Thursday, June 12, 2014

Motivating yourself vs Patronizing yourself

We have all been there, not wanting to go work out, practice, go on a run, or whatever, but feeling like you HAVE to. There is zero motivation except for your little fitness conscious telling you to "be good"and "just do it" as Nike likes to say. You are tired and you simply have not passion, no motivation, and energy. Do you do it anyways? I have seen so many work out motivations as of late and they caused me to consider these moments of internal struggle. Where is the line between patronizing yourself and motivating yourself and how do you separate them?
Here are a few examples of what I am talking about :
I'm not gonna lie; they are all blazingly truthful rhetoric with the aim of getting you off the couch. But they are also an undeniable guilt trip. I think the point I am getting at is that some days it is ok not push yourself when you're not motivated, because honestly you are not gonna have that fire in your eyes every single damn day and that should be ok. It is called self-compassion and being kind to ourselves. We live in a world where we put too much pressure on ourselves and that is why we end up quitting or getting burned out because we pushed ourselves when there was no passion too many times. It is all about the intention behind what we are going. I know so many times that I have gone down into the dance studio to practice and my intention was to get a million calorie burning workout, but I ended up having a sucky session and feeling worse off than I would have if I had just gone with the mindset to go do something I love and not about "pushing myself." That is term that I think our culture needs a tune up on. It has come to means something of forcing yourself to keep going even when you do not have it in you and it connotative of perseverance and being strong willed. But I don;t always think "pushing ourselves" is the answer. I think we need to mentally redefine this term as "knowing your capable of more and seeing to it that you achieve that." The difference in semantics is that sometimes we are not always capable of more and that should be ok, and we should be willing to show ourselves grace because the results will be better in the long run. 
Often times I get this uncontrollable urge to dance and I will go barricade myself in my studio and have this amazing practice session where it is just me and music and I am infused with passion for what I am doing and I end up lying on the floor drenched in sweat and exhilarated. I was not working out. I was living. This is so much different from those times where I feel like I need to work out and I force myself to go dance and it is not the same. In fact I feel regressive in my artistry at those times. 
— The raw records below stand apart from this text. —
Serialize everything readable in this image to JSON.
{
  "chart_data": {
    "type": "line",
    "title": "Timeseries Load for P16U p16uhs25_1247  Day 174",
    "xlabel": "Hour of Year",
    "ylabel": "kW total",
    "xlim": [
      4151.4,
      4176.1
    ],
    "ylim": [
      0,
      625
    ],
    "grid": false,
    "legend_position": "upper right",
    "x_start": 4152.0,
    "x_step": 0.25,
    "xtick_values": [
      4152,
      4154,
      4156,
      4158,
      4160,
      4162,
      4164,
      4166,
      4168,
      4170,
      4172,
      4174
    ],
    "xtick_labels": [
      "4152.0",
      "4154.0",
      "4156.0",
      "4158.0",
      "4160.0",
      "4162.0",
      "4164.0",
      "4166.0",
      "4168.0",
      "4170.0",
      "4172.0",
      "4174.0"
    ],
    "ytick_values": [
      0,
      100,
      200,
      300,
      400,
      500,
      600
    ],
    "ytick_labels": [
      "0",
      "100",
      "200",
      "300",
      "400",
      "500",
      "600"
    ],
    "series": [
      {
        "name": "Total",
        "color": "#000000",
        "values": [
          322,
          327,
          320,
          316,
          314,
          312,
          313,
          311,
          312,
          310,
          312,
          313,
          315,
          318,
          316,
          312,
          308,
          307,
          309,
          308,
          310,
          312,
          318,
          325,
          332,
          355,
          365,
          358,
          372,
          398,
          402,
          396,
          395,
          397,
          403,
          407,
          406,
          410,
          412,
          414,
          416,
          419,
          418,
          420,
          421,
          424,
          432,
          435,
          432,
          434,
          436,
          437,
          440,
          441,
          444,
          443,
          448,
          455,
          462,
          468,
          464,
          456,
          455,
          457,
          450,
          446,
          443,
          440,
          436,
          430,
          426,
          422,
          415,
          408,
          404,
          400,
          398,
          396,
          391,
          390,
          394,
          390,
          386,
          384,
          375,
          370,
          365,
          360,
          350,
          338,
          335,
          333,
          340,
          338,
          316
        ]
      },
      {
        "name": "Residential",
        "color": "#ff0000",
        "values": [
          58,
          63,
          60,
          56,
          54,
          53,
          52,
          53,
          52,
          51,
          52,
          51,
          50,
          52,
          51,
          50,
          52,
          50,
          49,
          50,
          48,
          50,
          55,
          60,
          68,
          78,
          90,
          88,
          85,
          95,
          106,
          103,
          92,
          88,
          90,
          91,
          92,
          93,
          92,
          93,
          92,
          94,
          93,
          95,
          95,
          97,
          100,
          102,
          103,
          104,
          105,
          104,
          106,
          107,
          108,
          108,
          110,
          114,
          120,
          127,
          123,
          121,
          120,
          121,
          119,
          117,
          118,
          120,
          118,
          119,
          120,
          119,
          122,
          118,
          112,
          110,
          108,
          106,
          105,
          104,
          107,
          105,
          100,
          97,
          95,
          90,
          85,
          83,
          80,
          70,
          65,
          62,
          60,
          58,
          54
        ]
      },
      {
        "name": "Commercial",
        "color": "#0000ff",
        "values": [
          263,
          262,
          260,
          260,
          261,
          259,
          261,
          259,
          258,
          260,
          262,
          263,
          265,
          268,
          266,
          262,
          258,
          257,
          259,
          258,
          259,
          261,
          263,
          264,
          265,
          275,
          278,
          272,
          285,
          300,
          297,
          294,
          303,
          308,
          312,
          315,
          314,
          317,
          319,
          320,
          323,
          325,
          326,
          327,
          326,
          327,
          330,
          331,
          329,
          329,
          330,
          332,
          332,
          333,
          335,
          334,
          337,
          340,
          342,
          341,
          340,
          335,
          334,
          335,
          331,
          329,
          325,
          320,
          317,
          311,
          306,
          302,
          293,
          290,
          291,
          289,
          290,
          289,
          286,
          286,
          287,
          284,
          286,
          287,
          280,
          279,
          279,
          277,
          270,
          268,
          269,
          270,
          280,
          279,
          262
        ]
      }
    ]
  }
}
I should also note that this mentality of self-compassion needs to be supplemented with hard work and determination. You are not going to get anywhere if all you do is mollycoddle yourself and make excuses. It is about finding a balance or when to show yourself love and mercy and when to hold yourself to the higher standard that you know you are capable of and that will be more rewarding. Often times it is just getting dressed and heading to the gym that is the hardest part and if you can do that you have already conquered yourself mentally and all that's left is physical. 
Essentially, find passion in what you do, if there is no passion, there are no results. Simple as that.